Dear Hillary Clinton,
Due to a shocking display of every deplorable ISM possible, you are not President.
Given the fact that your Foundation appears riddled with corruption in an attempt to personally harness the government, media and foreign policy of the United States for your personal enrichment we have some ideas about how you can spend your dotage. (You may not have a Foundation for very long.)
If you end up in prison, these ideas probably (mostly) will not work.
10. Become a dog walker in New York. Thus you can canvas for the Democrats and actually talk to normal people and not Democrat operatives pretending to “bump” into you post election.
9. Give Bill a sloppy BJ. Work on that marriage, girl! Bill is just a misunderstood male after all. He loves everyone!
8. Apply to work as a Greeter at Wal Mart. Since you know Arkansas and the Walton’s this should be an easy get.
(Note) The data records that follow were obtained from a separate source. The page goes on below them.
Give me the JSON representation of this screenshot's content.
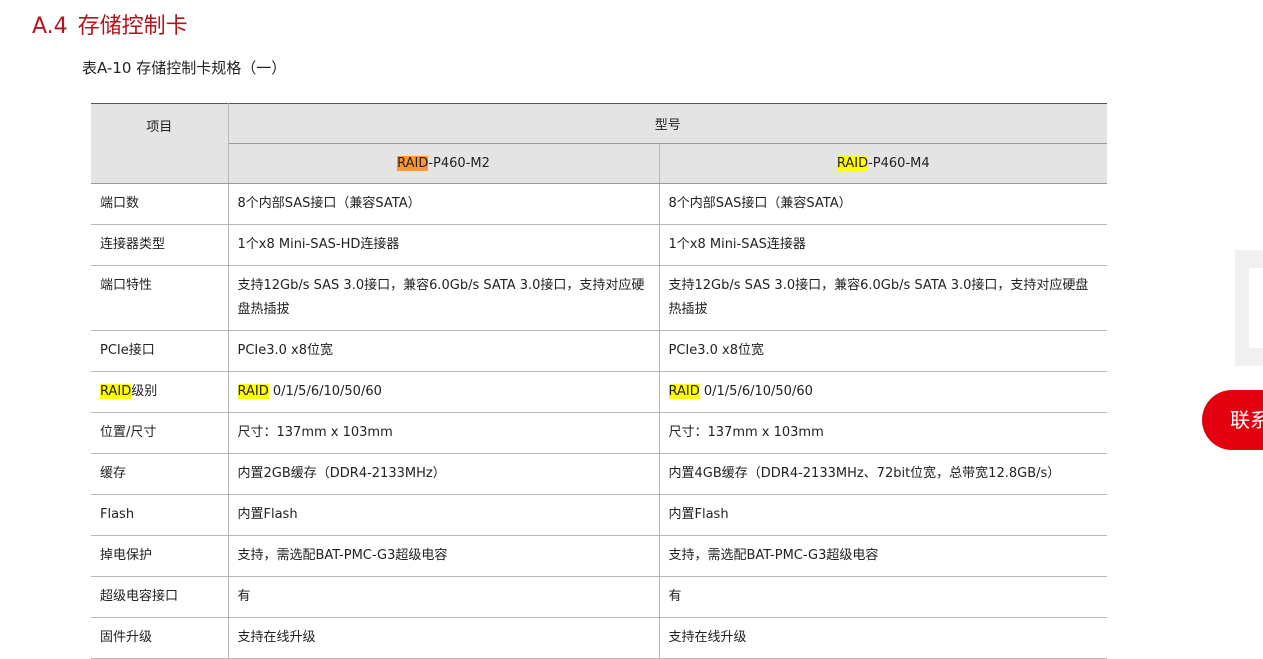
{
  "heading": {
    "number": "A.4",
    "title": "存储控制卡"
  },
  "caption": "表A-10 存储控制卡规格（一）",
  "table": {
    "col_item": "项目",
    "col_model": "型号",
    "models": [
      {
        "prefix": "RAID",
        "suffix": "-P460-M2"
      },
      {
        "prefix": "RAID",
        "suffix": "-P460-M4"
      }
    ],
    "rows": [
      {
        "label": "端口数",
        "v1": "8个内部SAS接口（兼容SATA）",
        "v2": "8个内部SAS接口（兼容SATA）"
      },
      {
        "label": "连接器类型",
        "v1": "1个x8 Mini-SAS-HD连接器",
        "v2": "1个x8 Mini-SAS连接器"
      },
      {
        "label": "端口特性",
        "v1": "支持12Gb/s SAS 3.0接口，兼容6.0Gb/s SATA 3.0接口，支持对应硬盘热插拔",
        "v2": "支持12Gb/s SAS 3.0接口，兼容6.0Gb/s SATA 3.0接口，支持对应硬盘热插拔"
      },
      {
        "label": "PCIe接口",
        "v1": "PCIe3.0 x8位宽",
        "v2": "PCIe3.0 x8位宽"
      },
      {
        "label_hl": "RAID",
        "label_rest": "级别",
        "v1_hl": "RAID",
        "v1_rest": " 0/1/5/6/10/50/60",
        "v2_hl": "RAID",
        "v2_rest": " 0/1/5/6/10/50/60"
      },
      {
        "label": "位置/尺寸",
        "v1": "尺寸：137mm x 103mm",
        "v2": "尺寸：137mm x 103mm"
      },
      {
        "label": "缓存",
        "v1": "内置2GB缓存（DDR4-2133MHz）",
        "v2": "内置4GB缓存（DDR4-2133MHz、72bit位宽，总带宽12.8GB/s）"
      },
      {
        "label": "Flash",
        "v1": "内置Flash",
        "v2": "内置Flash"
      },
      {
        "label": "掉电保护",
        "v1": "支持，需选配BAT-PMC-G3超级电容",
        "v2": "支持，需选配BAT-PMC-G3超级电容"
      },
      {
        "label": "超级电容接口",
        "v1": "有",
        "v2": "有"
      },
      {
        "label": "固件升级",
        "v1": "支持在线升级",
        "v2": "支持在线升级"
      }
    ]
  },
  "contact_button": "联系",
  "colors": {
    "heading": "#b0171c",
    "highlight_yellow": "#ffff00",
    "highlight_orange": "#ff9632",
    "contact": "#e3000f"
  }
}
7. Go to Haiti and give them back their money. Looting countries (allegedly) is not nice.
6. Take an adult education class on the internet. Learn about hackers, cyber security and how to protect your personal information (and national security.)
5. Learn a second language. For you, Chinese or Arabic, the better to solicit donations to your political action committee (I mean “foundation”, sorry).
4. Spend time with your grandchildren.
3. Kick Harry Reid in the balls. He really deserves it. Truly.
2. Apologize to Bernie Sanders for rigging the entire Democrat party, Administration and news media against him.
1. Work as a volunteer bell ringer for the Salvation Army. Your staff thinks you are not normal and don’t relate to regular people. This would help.
0. Work on saying, “I plead the 5th” and hire a brilliant defense attorney.